Un article de Wikipédia, l'encyclopédie libre.
Sauter à la navigation Sauter à la recherche

Le massacre du remorqueur 13 de Marzo a lieu le 13 juillet 1994 lorsque plusieurs bateaux de l'État cubain provoquent le naufrage du remorqueur 13 de Marzo où se trouvent 72 personnes qui tentent de fuir Cuba. 41 personnes trouvent la mort par noyade dont 10 enfants[1],[2].

Accident[modifier | modifier le code]

À l'aube du 13 juillet 1994, quatre bateaux de l'État cubain équipés de lances à haute pression prennent d'assaut un remorqueur au large de La Havane. Ils provoquent le naufrage et selon les survivants n'auraient pas agi pour éviter le naufrage et n'auraient fait que repêcher les rescapés[2],[3],[4].

Les 31 rescapés sont emmenés au poste puis au centre de détention de Villa Marista à La Havane, pour être interrogés. Les hommes sont alors emprisonnés mais les femmes et les enfants sont libérés[5]. Quelques jours plus tard c'est la manifestation du 5 août à La Havane qui conteste directement le régime castriste[6].

Réactions[modifier | modifier le code]

Pendant plus d'une semaine, les médias cubains gardent le silence sur cette affaire malgré l'émoi suscité dans la communauté internationale. Le 5 août, Fidel Castro qualifie d'« effort vraiment patriotique » l'action des agents de l’État[2].

Le régime cubain assure ensuite qu'il s'agit d'un accident et n'a jugé aucun des responsables du naufrage bien que les délits par imprudence soient punis par le code pénal (art. 48)[7].
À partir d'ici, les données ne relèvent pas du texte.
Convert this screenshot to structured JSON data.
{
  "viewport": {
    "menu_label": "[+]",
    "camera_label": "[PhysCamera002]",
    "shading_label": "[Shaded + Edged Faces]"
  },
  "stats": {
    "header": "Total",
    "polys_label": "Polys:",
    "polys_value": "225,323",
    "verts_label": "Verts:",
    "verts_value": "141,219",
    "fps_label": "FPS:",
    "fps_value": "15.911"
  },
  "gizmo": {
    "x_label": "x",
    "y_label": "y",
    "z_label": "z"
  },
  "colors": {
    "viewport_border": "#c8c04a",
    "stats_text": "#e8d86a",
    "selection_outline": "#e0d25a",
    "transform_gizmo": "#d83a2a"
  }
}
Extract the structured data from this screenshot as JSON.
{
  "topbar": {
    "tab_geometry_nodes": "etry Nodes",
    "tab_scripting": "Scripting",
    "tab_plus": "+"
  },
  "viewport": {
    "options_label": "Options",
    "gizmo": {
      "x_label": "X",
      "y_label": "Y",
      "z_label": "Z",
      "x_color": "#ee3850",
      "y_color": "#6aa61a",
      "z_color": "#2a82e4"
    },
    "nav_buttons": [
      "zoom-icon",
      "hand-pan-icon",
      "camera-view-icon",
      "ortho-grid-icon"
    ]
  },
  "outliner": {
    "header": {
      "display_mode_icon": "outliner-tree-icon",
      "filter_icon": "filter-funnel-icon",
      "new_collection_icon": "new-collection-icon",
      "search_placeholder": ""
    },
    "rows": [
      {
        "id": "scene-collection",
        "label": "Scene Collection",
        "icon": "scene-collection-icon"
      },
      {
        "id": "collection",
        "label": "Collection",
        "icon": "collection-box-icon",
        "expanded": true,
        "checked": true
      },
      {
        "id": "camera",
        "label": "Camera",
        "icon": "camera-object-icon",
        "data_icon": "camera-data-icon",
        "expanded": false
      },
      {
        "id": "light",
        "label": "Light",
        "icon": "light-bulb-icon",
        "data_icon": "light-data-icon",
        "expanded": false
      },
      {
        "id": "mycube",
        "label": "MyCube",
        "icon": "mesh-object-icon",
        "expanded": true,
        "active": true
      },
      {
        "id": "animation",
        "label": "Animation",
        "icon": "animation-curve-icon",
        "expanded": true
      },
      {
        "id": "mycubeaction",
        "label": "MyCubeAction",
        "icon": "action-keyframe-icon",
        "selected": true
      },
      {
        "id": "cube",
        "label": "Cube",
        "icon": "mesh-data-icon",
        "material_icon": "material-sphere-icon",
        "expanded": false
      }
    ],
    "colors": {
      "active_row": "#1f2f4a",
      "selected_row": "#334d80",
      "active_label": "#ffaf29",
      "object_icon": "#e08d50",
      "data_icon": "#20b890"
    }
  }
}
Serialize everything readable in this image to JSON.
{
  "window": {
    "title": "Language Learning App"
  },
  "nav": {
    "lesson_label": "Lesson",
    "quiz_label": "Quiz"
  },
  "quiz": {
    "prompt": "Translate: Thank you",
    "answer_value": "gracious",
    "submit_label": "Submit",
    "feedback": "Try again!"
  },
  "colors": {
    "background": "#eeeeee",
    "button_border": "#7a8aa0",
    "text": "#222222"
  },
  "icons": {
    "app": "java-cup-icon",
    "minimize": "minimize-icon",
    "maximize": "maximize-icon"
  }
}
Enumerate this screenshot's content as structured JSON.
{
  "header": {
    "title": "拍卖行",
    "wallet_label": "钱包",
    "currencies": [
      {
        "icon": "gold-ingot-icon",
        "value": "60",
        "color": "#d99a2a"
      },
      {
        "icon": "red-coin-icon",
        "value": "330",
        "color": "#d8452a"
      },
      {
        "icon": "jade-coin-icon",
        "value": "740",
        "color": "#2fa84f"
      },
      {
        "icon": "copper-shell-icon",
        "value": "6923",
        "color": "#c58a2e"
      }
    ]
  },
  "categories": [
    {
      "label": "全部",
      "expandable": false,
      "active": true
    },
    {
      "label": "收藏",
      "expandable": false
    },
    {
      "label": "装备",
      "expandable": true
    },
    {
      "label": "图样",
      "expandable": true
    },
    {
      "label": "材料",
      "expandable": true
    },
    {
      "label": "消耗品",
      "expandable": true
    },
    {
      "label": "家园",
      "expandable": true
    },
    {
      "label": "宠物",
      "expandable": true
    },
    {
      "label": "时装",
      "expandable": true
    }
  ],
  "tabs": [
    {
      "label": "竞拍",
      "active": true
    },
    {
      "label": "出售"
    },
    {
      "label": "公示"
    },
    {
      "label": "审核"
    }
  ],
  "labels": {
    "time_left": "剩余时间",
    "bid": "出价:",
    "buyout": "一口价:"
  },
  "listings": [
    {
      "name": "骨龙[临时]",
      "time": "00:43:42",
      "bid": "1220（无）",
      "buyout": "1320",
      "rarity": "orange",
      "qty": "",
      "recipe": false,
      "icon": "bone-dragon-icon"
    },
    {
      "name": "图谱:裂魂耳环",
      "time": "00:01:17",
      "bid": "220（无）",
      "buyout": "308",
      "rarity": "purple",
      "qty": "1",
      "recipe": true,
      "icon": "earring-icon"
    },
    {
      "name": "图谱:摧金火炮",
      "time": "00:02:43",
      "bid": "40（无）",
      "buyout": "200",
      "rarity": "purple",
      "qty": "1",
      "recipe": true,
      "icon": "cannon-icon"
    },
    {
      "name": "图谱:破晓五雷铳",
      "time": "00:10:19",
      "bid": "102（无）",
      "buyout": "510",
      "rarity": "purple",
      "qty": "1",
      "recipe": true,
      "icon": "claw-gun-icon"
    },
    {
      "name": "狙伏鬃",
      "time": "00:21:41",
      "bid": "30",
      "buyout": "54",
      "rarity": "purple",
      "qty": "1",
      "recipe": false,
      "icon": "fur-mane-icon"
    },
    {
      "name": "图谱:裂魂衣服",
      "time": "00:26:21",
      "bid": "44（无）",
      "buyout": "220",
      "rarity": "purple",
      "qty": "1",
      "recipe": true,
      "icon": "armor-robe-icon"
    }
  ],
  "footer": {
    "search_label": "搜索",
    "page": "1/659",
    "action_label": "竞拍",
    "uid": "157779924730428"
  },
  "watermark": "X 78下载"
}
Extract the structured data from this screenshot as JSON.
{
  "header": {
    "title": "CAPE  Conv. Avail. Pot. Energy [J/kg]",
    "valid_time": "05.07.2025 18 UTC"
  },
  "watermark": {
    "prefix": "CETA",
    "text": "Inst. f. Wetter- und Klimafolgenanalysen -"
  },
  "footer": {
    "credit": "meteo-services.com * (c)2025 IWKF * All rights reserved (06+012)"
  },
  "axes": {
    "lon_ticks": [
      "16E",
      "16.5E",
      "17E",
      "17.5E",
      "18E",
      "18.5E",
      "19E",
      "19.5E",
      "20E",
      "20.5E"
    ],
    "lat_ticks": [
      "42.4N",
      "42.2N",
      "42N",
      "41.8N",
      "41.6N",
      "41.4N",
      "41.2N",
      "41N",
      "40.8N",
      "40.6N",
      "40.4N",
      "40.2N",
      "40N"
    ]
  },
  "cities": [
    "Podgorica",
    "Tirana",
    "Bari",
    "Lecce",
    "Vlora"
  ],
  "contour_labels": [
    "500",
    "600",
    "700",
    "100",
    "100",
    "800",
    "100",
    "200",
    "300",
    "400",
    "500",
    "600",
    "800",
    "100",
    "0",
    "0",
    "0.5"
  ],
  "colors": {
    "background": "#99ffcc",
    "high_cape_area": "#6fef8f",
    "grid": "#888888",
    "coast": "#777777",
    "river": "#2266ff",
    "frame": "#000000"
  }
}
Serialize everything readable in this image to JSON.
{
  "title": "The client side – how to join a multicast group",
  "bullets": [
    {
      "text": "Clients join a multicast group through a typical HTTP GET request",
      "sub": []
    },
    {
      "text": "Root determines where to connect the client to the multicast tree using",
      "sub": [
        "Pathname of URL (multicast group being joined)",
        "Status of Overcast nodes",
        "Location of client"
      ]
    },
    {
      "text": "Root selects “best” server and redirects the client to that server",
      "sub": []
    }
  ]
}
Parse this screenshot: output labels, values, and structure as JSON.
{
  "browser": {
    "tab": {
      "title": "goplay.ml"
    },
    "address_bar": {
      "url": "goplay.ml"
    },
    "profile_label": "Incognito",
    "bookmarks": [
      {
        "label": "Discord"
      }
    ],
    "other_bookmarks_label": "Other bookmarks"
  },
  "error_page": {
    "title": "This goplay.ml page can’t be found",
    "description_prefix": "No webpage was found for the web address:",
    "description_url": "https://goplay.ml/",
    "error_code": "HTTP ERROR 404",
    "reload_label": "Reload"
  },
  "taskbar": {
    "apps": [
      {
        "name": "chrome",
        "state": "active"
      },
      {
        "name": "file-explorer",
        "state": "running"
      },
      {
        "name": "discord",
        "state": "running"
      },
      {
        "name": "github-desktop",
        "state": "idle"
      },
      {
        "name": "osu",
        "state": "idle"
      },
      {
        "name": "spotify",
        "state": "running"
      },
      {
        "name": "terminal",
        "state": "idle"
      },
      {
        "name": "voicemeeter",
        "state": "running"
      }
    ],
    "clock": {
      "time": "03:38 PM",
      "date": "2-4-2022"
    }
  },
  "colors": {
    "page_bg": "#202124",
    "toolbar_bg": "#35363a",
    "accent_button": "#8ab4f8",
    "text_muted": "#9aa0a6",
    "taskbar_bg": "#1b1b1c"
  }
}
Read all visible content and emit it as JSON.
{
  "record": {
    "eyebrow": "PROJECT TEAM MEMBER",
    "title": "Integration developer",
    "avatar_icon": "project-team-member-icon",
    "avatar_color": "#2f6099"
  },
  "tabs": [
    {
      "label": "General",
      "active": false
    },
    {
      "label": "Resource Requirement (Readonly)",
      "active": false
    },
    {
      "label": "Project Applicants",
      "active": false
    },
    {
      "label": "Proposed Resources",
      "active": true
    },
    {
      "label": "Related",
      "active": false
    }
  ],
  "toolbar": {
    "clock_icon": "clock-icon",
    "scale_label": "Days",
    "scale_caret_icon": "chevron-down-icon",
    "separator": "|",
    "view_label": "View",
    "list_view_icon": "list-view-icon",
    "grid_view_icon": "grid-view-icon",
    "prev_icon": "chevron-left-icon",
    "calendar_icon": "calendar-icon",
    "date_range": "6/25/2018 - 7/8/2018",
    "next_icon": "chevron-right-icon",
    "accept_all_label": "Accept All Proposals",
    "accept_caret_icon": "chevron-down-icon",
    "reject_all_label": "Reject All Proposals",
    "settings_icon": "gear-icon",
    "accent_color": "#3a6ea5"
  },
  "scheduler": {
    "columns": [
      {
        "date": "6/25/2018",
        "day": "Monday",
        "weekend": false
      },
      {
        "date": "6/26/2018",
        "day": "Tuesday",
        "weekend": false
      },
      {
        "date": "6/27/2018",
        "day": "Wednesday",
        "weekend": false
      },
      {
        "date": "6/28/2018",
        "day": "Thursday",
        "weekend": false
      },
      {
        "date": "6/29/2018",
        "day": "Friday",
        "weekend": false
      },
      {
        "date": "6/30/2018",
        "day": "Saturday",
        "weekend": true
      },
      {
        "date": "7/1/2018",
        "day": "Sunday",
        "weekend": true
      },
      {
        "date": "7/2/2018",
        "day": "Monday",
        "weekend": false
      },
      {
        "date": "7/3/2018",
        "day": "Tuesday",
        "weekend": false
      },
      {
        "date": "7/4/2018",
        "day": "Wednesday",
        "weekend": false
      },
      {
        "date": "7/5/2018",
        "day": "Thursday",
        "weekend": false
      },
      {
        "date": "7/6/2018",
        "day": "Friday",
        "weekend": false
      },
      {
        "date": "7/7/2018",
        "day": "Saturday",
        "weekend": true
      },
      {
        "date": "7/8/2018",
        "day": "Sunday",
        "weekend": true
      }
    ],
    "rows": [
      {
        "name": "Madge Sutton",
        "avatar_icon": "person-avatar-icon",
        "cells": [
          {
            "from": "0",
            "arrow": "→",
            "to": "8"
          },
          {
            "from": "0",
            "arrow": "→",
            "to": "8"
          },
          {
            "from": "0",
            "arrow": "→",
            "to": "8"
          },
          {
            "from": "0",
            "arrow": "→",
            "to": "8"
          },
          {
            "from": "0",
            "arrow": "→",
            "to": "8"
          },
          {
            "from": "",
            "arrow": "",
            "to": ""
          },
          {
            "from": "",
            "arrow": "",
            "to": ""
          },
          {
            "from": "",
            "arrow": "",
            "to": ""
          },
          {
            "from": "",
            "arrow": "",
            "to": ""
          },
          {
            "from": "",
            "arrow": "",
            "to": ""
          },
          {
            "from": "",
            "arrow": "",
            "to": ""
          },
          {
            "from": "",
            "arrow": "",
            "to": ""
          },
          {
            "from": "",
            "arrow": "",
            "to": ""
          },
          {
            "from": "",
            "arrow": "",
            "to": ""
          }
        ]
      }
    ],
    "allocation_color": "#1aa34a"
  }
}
Mémoire[modifier | modifier le code]

Le 13 juillet 2005, une vingtaine d'opposants cubains ont manifesté en mémoire des victimes de cette affaire. Certains d'entre eux dont Lazaro Alonso, Yusimi Gil, Emilio Leiva et Manuel Perez, ont été arrêtés par les autorités cubaines. Manuel Perez a expliqué aux journalistes présents : « Nous avons voulu rendre hommage à des personnes mortes parce qu'elles essayaient de fuir de Cuba »[8].